Atra-Sol on reflections about video games, related culture, and the struggle of proletarian thought

My idea is to take on the role of an ordinary Party member in history, to play as the Bolshevik or Menshevik faction advocate within the internal-line struggle, and then enter different lines. The feeling is that the main purpose is to serve as a warning education, to alert what opportunist lines would lead to. That’s how I think about it.
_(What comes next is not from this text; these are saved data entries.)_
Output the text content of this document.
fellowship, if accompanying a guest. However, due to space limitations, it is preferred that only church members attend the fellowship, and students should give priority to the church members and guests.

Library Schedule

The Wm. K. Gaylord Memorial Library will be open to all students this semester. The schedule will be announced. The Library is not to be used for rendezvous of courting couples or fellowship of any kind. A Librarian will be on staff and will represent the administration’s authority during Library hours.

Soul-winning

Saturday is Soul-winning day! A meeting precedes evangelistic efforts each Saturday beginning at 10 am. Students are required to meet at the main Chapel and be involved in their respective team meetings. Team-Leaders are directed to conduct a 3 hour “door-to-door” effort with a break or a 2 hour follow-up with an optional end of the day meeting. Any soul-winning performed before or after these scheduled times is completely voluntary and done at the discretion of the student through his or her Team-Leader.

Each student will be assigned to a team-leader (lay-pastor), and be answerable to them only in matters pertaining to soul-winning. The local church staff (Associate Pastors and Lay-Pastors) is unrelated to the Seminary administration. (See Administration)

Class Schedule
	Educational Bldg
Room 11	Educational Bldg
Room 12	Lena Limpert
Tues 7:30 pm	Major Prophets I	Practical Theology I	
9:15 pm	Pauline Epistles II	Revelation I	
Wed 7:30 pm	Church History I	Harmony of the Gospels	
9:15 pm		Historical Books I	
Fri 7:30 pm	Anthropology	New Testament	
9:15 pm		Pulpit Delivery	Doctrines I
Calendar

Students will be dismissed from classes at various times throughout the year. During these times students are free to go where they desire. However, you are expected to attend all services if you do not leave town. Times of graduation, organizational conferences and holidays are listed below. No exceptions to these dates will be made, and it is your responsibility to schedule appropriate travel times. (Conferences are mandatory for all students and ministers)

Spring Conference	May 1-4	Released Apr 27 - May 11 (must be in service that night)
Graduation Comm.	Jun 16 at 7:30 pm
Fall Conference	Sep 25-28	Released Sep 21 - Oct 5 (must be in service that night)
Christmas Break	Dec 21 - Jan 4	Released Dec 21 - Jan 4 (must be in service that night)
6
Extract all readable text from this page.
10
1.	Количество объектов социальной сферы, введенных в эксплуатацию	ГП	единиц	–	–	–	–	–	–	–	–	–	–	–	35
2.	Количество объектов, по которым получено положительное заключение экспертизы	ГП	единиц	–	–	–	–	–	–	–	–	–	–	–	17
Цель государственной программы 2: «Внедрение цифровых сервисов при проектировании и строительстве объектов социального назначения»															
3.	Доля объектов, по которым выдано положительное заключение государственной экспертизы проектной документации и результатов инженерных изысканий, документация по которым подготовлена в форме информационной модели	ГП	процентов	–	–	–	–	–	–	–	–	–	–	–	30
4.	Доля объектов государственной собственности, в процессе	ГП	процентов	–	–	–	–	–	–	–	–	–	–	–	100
But isn’t this a kind of historical idealism, where facts in history can be arbitrarily distorted? Furthermore, the occurrence of historical events surely has deep causes and its own historical laws. For example, the Huairen Hall coup was not simply about the capitalist faction sending troops to arrest the central revolutionary faction; it was also because after Chairman Mao’s death, there was no figure who could rally the revolutionaries, among other factors. Therefore, it is meaningless to discuss fancifully what China would look like if the Huairen Hall coup had not occurred. Similarly, imagining that the Menshevik line would take the leading position is also meaningless and impossible.

1 Like

Not falsified history or baseless fantasy, but deduced from the conclusions of historical materialism—the history of class struggle and the history of the people’s commune—what might happen if you follow opportunism and revisionism, so as to serve as a warning with this effect.

What you say also makes sense: the idea that the Mensheviks could succeed, at first glance, is an expansion of a conclusion that has already appeared in the history of the workers’ movement. In fact, it violates the objective laws of historical materialism. History has proven that erroneous things will inevitably be swept into dust by history; dreaming of an incorrect worldline is itself a kind of illusion, not a deepening of the conclusions of historical materialism, and I can’t quite grasp it all at once.

I’m actually guilty of the fantasy I mentioned above: imagining using a computer to simulate a boundless, interconnected world. :joy:

Is Pikapi still addicted to games, which is why you’re so interested in discussing whether the game can be modified?\nAlso I don’t know why you chose this name.

History basically cannot be simulated; when many things change, anything can happen, because no one records all that is happening, and no one can be sure how history will ultimately unfold.

1 Like

There is actually thinking about the boundary between opposing reactionary literature and art and conservatism. If the current new literature and art are all about denying everything, it somehow feels like falling into another extreme. But in fact, the real way to solve this problem might still be to seize power first and develop it in the practice of struggle, just like the past Beijing Opera revolution. Sudden musings always fall into idealism.

What is to be critically absorbed is the culture created by the working people; there is natural no need to absorb the decayed culture of the falling bourgeoisie. Just as with Confucianism, we will not engage in vulgar dialectics to say it has both good and bad, nor talk about overturning the Kong Family Establishment and rescuing Confucius with that reactionary fallacy. Instead, we should critically expose and smear it.

1 Like

Under the conditions of bourgeois totalitarian rule, there is almost no meaningful game literature of the working people, and games created by individuals or small studios are always mixed with various backward and reactionary ideas of petit-bourgeois and bourgeois elements. But just as in Peking Opera revolution, after removing the trash of emperors, officials, talents, beauties, and other content filled with backward decayed elements in Peking Opera, and transforming it with revolutionary content to serve the revolutionary cause and the propaganda struggle in the superstructure, I wonder whether the game revolution and the Peking Opera revolution have something in common, whether MLMism could be used to lead and reform it (of course, even if possible it might require seizing power first, not sure).

I can’t say for sure, but even as a form of promotion, video games don’t seem like a suitable tool for broad publicity. Also, may I ask why you chose this name?

The unity of form and content in two-dimensional (2D) as a concept is reactionary and decayed from the start to the end; it can only be said that purely two-dimensional plane creation can be used as an artistic form, while 2D itself cannot. Novels, films, comics, animation all have successful revolutionary transformations as examples; old-style games (board and card games and some offline, face-to-face mini-games derived from production practices) also have examples. Digital games, as a new form of games born in the information age, whether they will be as utterly reactionary and decayed as 2D culture or, like Peking opera, have possibilities for transformation—this problem perhaps can only be proven in the future through further struggle and practice. But at least for now, all existing digital games are accomplices in promoting bourgeois ideologies and dulling and poisoning workers; we must resolutely oppose and struggle, or we will die.

Regarding the name issue, I explained a bit in the Plants vs. Zombies thread.

I think it is unlikely, and this so-called view of “reforming” video games has already become a fairly widespread notion among petty bourgeois opportunists, whose purpose is to oppose communism under the banner of Marxism; I do not support such claims. Moreover, no one has provided any basis for the idea that video games can be reformed.